No, a Amy no le influye a la hora de ir al gimnasio a hacer deporte que haya hombres atractivos y fornidos a su alrededor.

Yo soy la primera en apoyar el deporte y la vida sana. Estoy convencida de que practicarlo a menudo es lo mejor para que tu salud no se resienta al más mínimo catarro. Pero la realidad es que yo lo llevo mal. No me gusta nada salir a andar o a correr, y me aburre mortalmente hacer infinitos y solitarios largos en la piscina cubierta del barrio. Así que el tiempo que estuve apuntada al gimnasio, obligada por esta conciencia tan responsable que tengo, y pensando que sería más divertido que cualquier otro entrenamiento, decidí buscarme algún aliciente extra para que no me costase tanto salir de mi confortable apartamento.

Que el gimnasio estuviera prácticamente formado por espacios diáfanos o separados con cristaleras me permitía al menos pasar los tiempos entre los ejercicios de las distintas máquinas observando al personal que por allí deambulaba en pantalones cortos y minúsculas camisetas. Eso me gustaba mucho del gimnasio: la gran variedad de individuos sudorosos y jadeantes que se exhibían sin comedimiento. ¡Y qué cantidad de músculos, desconocidos para mí, que existen en el cuerpo! Esos torsos perfectamente trabajados, casi dibujados algunos, eran para mí una buena motivación para ir a diario. Claro que como yo esperaba algo más que sólo admirar a tanto adonis bien torneado estaba siempre muy pendiente de sus pasos. Hasta que a base de saludos y encontronazos simulados conseguí entablar conversación con uno, bastante más joven que yo, en las máquinas de barritas energéticas. Ya le tenía seguida la pista y los horarios a los que solía ir. Casi a diario, tarde y estiraba sus entrenamientos hasta la hora del cierre. Llevaba varios tatuajes, un pendiente que le brillaba en la oreja gritando “cómeme” y un piercing en la lengua con el que jugueteaba constantemente y que subía mi temperatura más que una buena tanda de abdominales. Un día yo también esperé a ser de las últimas y le abordé a las puertas de los vestuarios cuando ya se iba, con unas cuantas preguntas absurdas sobre tablas de entrenamiento. Por los coqueteos que habíamos ido intercambiando ya sabía yo que podía tener éxito así que le miré fijamente y cogiéndole de la mano le dije: “Creo que por hoy yo ya hemos sudado demasiado solos, ¿nos duchamos?” Y sin darme tiempo a reaccionar me dio un buen mordisco en la boca y me pasó con prisas al vestuario donde pudimos dar rienda suelta a nuestras ganas de más ejercicio, esta vez compartido.

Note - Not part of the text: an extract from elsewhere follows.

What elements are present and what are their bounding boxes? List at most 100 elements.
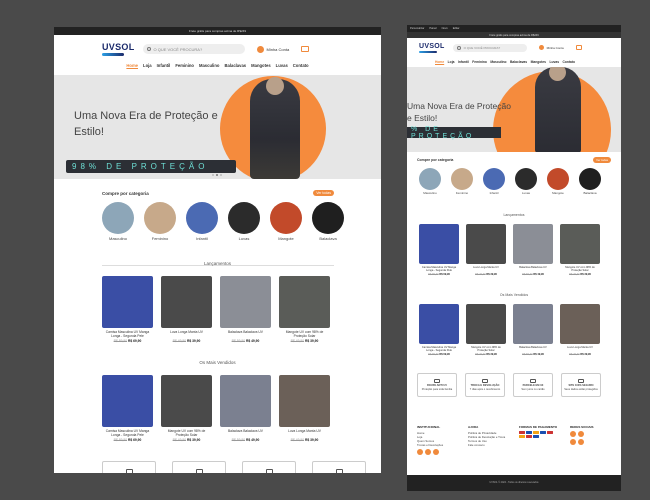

Menos mal que habíamos terminado cuando entró el dueño del gimnasio comprobando que no quedaba nadie para cerrar. Pero como aún estábamos desnudosbajo el agua, pudo ver mi ropa por el suelo y debió imaginarse la situación ya que con mucha sorna animó a mi amigo a rematar la faena y salir pitando porque según dijo “como a él no le daba el negocio ese tipo de satisfacciones estaba deseando irse a casa”.

Al día siguiente me borré del gimnasio. El deporte no es lo mío definitivamente. Al menos en ese sitio ya no me habría sentido cómoda. Igual cuando se me pasen las agujetas del intensivo que me ofreció aquel estupendo deportista busco otro y lo intento de nuevo. ¡Que no se diga que no pongo de mi parte!